Since SimCity’s golden era, before it faded into mediocrity with the fifth version of SimCity produced by Maxis, gamers have long since yearned for a great city builder. Cities: Skylines is the game for those today who want to have full control of a virtual city, where you can act like a mix between a mayor and a god.
Unlike some of the previous city building games, Cities: Skylines does not require an online DRM component. This means that you can play Cities: Skylines in single player mode without an internet connection. This feature potentially makes Cities: Skylines already better than its predecessor SimCity by Maxis which forced gamers to go online. With Cities: Skylines, players have more freedom to build and grow their dream city.
When you start playing the game, you begin with a small, empty area of land that you’re meant to develop. You simply start off with the nearby natural resources and a highway. Before you erect any buildings, your first priority will be to pave new roads and create a network of water grids and power grids. Constructing this initial infrastructure for your city is very enjoyable and easy to do.
As the base of your city takes shape and the city structures get more complex, a tutorial popup will help you understand how to take important actions. It’s not too intrusive or annoying, and the popups come in just at the right moments to make your gaming experience pleasurable.
If you play Cities: Skylines, however, you’ll need to abide by the basic rules of city building games. Many of these gaming rules and factors reflect real life, such as the pollution effects that industrial zones will have on residential areas, and the increase in traffic will affect transportation movements around your city. Whenever these problems arise, you’ll notice that a small icon will display above a building. You can also click each of your structures to check them individually as an information box will pop up to describe any particular issues.
There are also a range of tools in Cities: Skylines that will help you be a great player. The tools at your disposal include charts, statistics, and even social media posts from your city residents. The social media posts come from the game’s Chirper feature, which acts very similar to Twitter. Some of the social media posts, called Chirps, can be helpful especially when residents share messages about power outages or other city problems that you can fix. However, over time you may find that the social media posts are filled with irrelevant and repetitive chit chat.
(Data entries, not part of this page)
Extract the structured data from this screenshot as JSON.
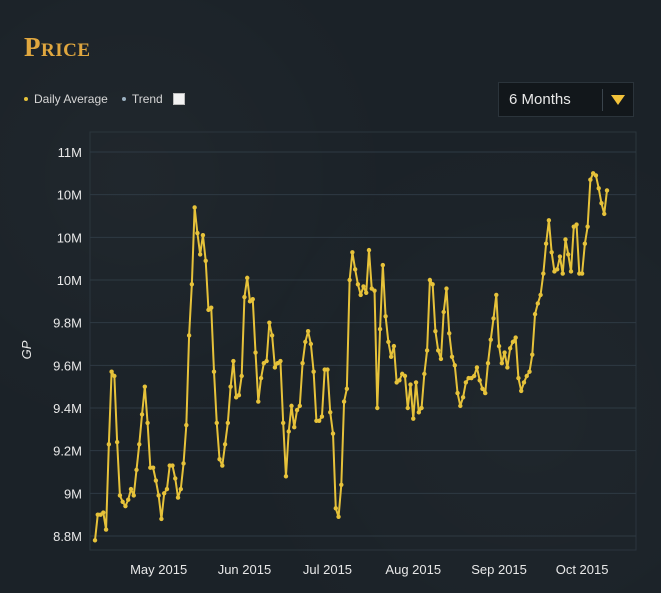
{
  "header": {
    "title": "Price"
  },
  "legend": {
    "daily_average": "Daily Average",
    "trend": "Trend"
  },
  "range_select": {
    "value": "6 Months"
  },
  "colors": {
    "line": "#e6c23a",
    "trend_dot": "#9bb1c0",
    "title": "#e0a73f",
    "grid": "#2e3a43"
  },
  "chart_data": {
    "type": "line",
    "title": "Price",
    "ylabel": "GP",
    "xlabel": "",
    "yticks": [
      "8.8M",
      "9M",
      "9.2M",
      "9.4M",
      "9.6M",
      "9.8M",
      "10M",
      "10M",
      "10M",
      "11M"
    ],
    "ylim": [
      8.8,
      10.6
    ],
    "xticks": [
      "May 2015",
      "Jun 2015",
      "Jul 2015",
      "Aug 2015",
      "Sep 2015",
      "Oct 2015"
    ],
    "legend": [
      "Daily Average",
      "Trend"
    ],
    "grid": true,
    "series": [
      {
        "name": "Daily Average",
        "start_date": "2015-04-08",
        "interval_days": 1,
        "values": [
          8.78,
          8.9,
          8.9,
          8.91,
          8.83,
          9.23,
          9.57,
          9.55,
          9.24,
          8.99,
          8.96,
          8.94,
          8.97,
          9.02,
          8.99,
          9.11,
          9.23,
          9.37,
          9.5,
          9.33,
          9.12,
          9.12,
          9.06,
          8.99,
          8.88,
          9.0,
          9.02,
          9.13,
          9.13,
          9.07,
          8.98,
          9.02,
          9.14,
          9.32,
          9.74,
          9.98,
          10.34,
          10.22,
          10.12,
          10.21,
          10.09,
          9.86,
          9.87,
          9.57,
          9.33,
          9.16,
          9.13,
          9.23,
          9.33,
          9.5,
          9.62,
          9.45,
          9.46,
          9.55,
          9.92,
          10.01,
          9.9,
          9.91,
          9.66,
          9.43,
          9.54,
          9.61,
          9.62,
          9.8,
          9.74,
          9.59,
          9.61,
          9.62,
          9.33,
          9.08,
          9.29,
          9.41,
          9.31,
          9.39,
          9.41,
          9.61,
          9.71,
          9.76,
          9.7,
          9.57,
          9.34,
          9.34,
          9.36,
          9.58,
          9.58,
          9.38,
          9.28,
          8.93,
          8.89,
          9.04,
          9.43,
          9.49,
          10.0,
          10.13,
          10.05,
          9.98,
          9.93,
          9.97,
          9.94,
          10.14,
          9.96,
          9.95,
          9.4,
          9.77,
          10.07,
          9.83,
          9.71,
          9.64,
          9.69,
          9.52,
          9.53,
          9.56,
          9.55,
          9.4,
          9.51,
          9.35,
          9.52,
          9.38,
          9.4,
          9.56,
          9.67,
          10.0,
          9.98,
          9.76,
          9.67,
          9.63,
          9.85,
          9.96,
          9.75,
          9.64,
          9.6,
          9.47,
          9.41,
          9.45,
          9.52,
          9.54,
          9.54,
          9.55,
          9.59,
          9.53,
          9.49,
          9.47,
          9.61,
          9.72,
          9.82,
          9.93,
          9.69,
          9.61,
          9.66,
          9.59,
          9.68,
          9.71,
          9.73,
          9.54,
          9.48,
          9.52,
          9.55,
          9.57,
          9.65,
          9.84,
          9.89,
          9.93,
          10.03,
          10.17,
          10.28,
          10.13,
          10.04,
          10.05,
          10.11,
          10.03,
          10.19,
          10.12,
          10.04,
          10.25,
          10.26,
          10.03,
          10.03,
          10.17,
          10.25,
          10.47,
          10.5,
          10.49,
          10.43,
          10.36,
          10.31,
          10.42
        ]
      }
    ]
  }
}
Just like a real mayor who runs a city, you’ll have your own budget that you’ll have to manage. Make sure to keep monitoring your back account, and prioritize your development projects and city services. If ever you’re short on cash, you can also take out loans or you can increase taxes for your city’s residents and businesses. While it’s useful to have this financial element in the game, Cities: Skylines implements this budgeting activity mainly by tinkering with sliders where you have to balance revenues from taxes with expenditures to maintain and grow the city.
For some gamers, this budgeting feature will be easy to manage so that they can focus on the physical aspects of the game, like building more structures. Whereas other games may complain that the financial aspects are too simple and too superficial. It could be argued that Cities: Skylines misses out on an opportunity to include deeper economic simulations, such as having certain cities specialize in specific industries, as they do in real life. Nevertheless, gamers may still take many attempts to develop a strong budget for the long term, even on the current version of Cities: Skylines.